Most young girls learned their needle and thread work at home at a very young age, most probably from their mother and or grandmother, and by five or six might have completed a ‘marking sampler’ to showcase their work and talent. It is called a “marking sampler” because the knowledge gained enabled a needle worker to “mark” such things as clothing and household linens. In addition to improving a student’s embroidery techniques, these samplers, which often contained letters of the alphabet and numerals, were also a way to teach young girls how to form words essential for reading and therefore necessary to the management and operation of her future household.
Depending on a woman’s social class and skill set, sewing was a chore, hobby, or a refined skill, but by the mid-19th century, technology in the form of Isaac Singer’s sewing machine eased the burden for women all over the country, especially for those who depended on sewing for their livelihood and to clothe their families. From 1846 to 1896 the sewing machine went from a circus attraction to a necessity for every household, as you will learn in Alex Askaroff’s article, “The History of the Sewing Machine,” in this month’s issue.
With the mechanization of the sewing process, needle work became a refined skill in the form of decorative showpieces, high-end fashion, and handiwork hobbies such as quilting. embroidery, and knitting, while the basic skill of sewing was relegated to repair work and alterations as more and more of the family’s clothing was purchased ready-made.
The life skills education that young girls once received at home at the feet of their mothers and grandmothers was institutionally turned over to the public school system in the 1900s, when Home Economics was added to the curriculum for young girls while the boys went to Shop Class. The Home Economics curriculum was designed to teach young girls to be good housekeepers and wives, and provide them with life skills deemed appropriate for the times: cooking, sewing, baking, cleaning, and an understanding of household management. It was also designed to help young women gain useful employment and live independently as a 20th century industrialized nation welcomed young women into the workforce for office, retail, and factory work.
This gender-based option remained a requirement and the norm in public education until the 1960s and the Feminist Movement. Today, these basic skills are part of the curriculum of classes more aptly labeled Family Studies, Food and Nutrition, Health and Safety, Family and Consumer Science, and Household Science.

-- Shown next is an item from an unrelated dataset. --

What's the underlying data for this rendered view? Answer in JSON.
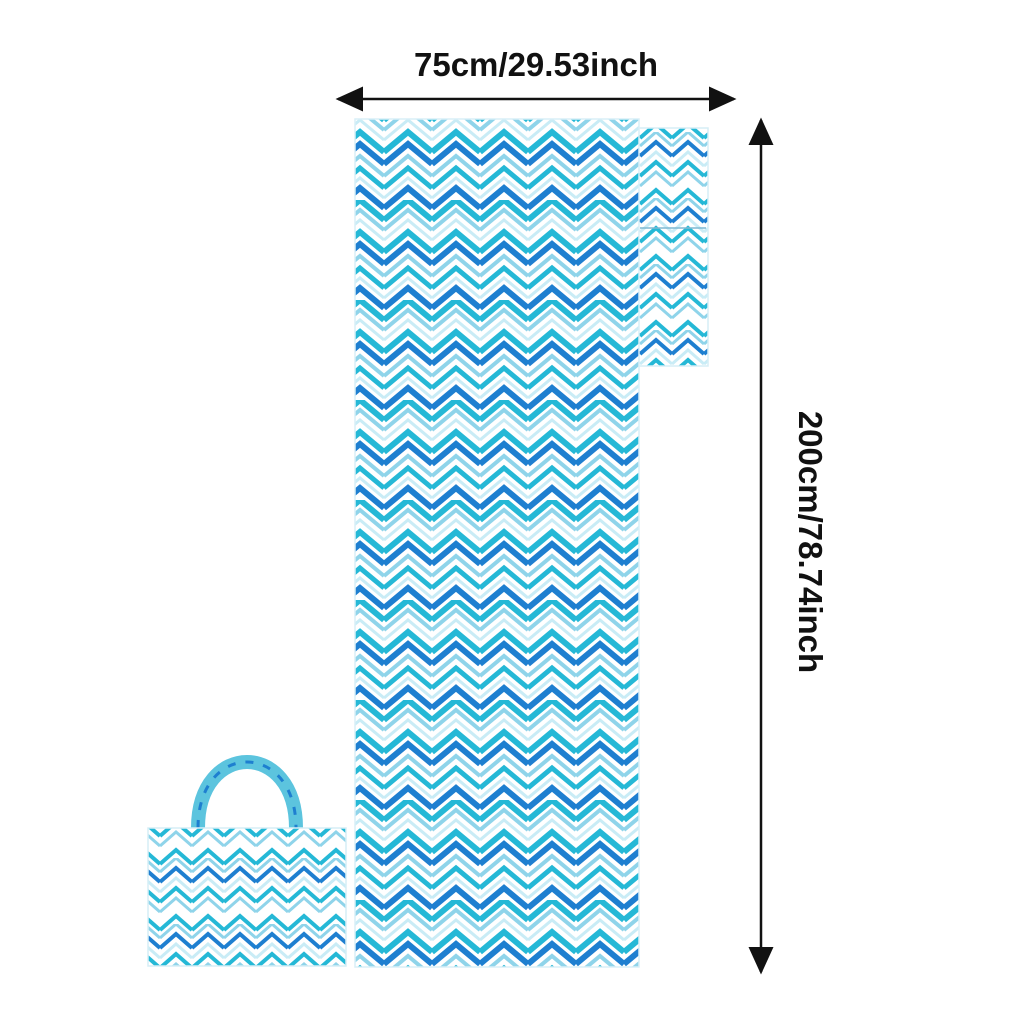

While the basics of sewing were provided through the public education system through the first half of the 20th century, such needle work skills as embroidery, knitting, and quilting as an inter-generational hobby, form of artistic expression, and craft continued on a path of its own as a past-time, trade, skill and cultural art form; however, by the mid-1950s, access to skilled educators of traditional execution was limited to a new generation of crafters and long-time needle workers looking to learn new skills. And then along came Erica Wilson, “the Julia Child of Embroidery.” If you have not heard of Erica Wilson before, you soon will as Winterthur Museum gears up for a new book and exhibition on her life and work. Start your education with Linda Eaton’s article, “Erica Wilson: A Life in Stitches,” in our August issue.
While the importance and perception of all women learning at least basic sewing skills has changed over time, there is no doubt that needle work as an art form and craft continue to attract new crafters, fans, and now collectors to the hobby. In this issue we look back on two centuries of needle work, and the stories, makers, and technology behind collectible objects made of needle and thread.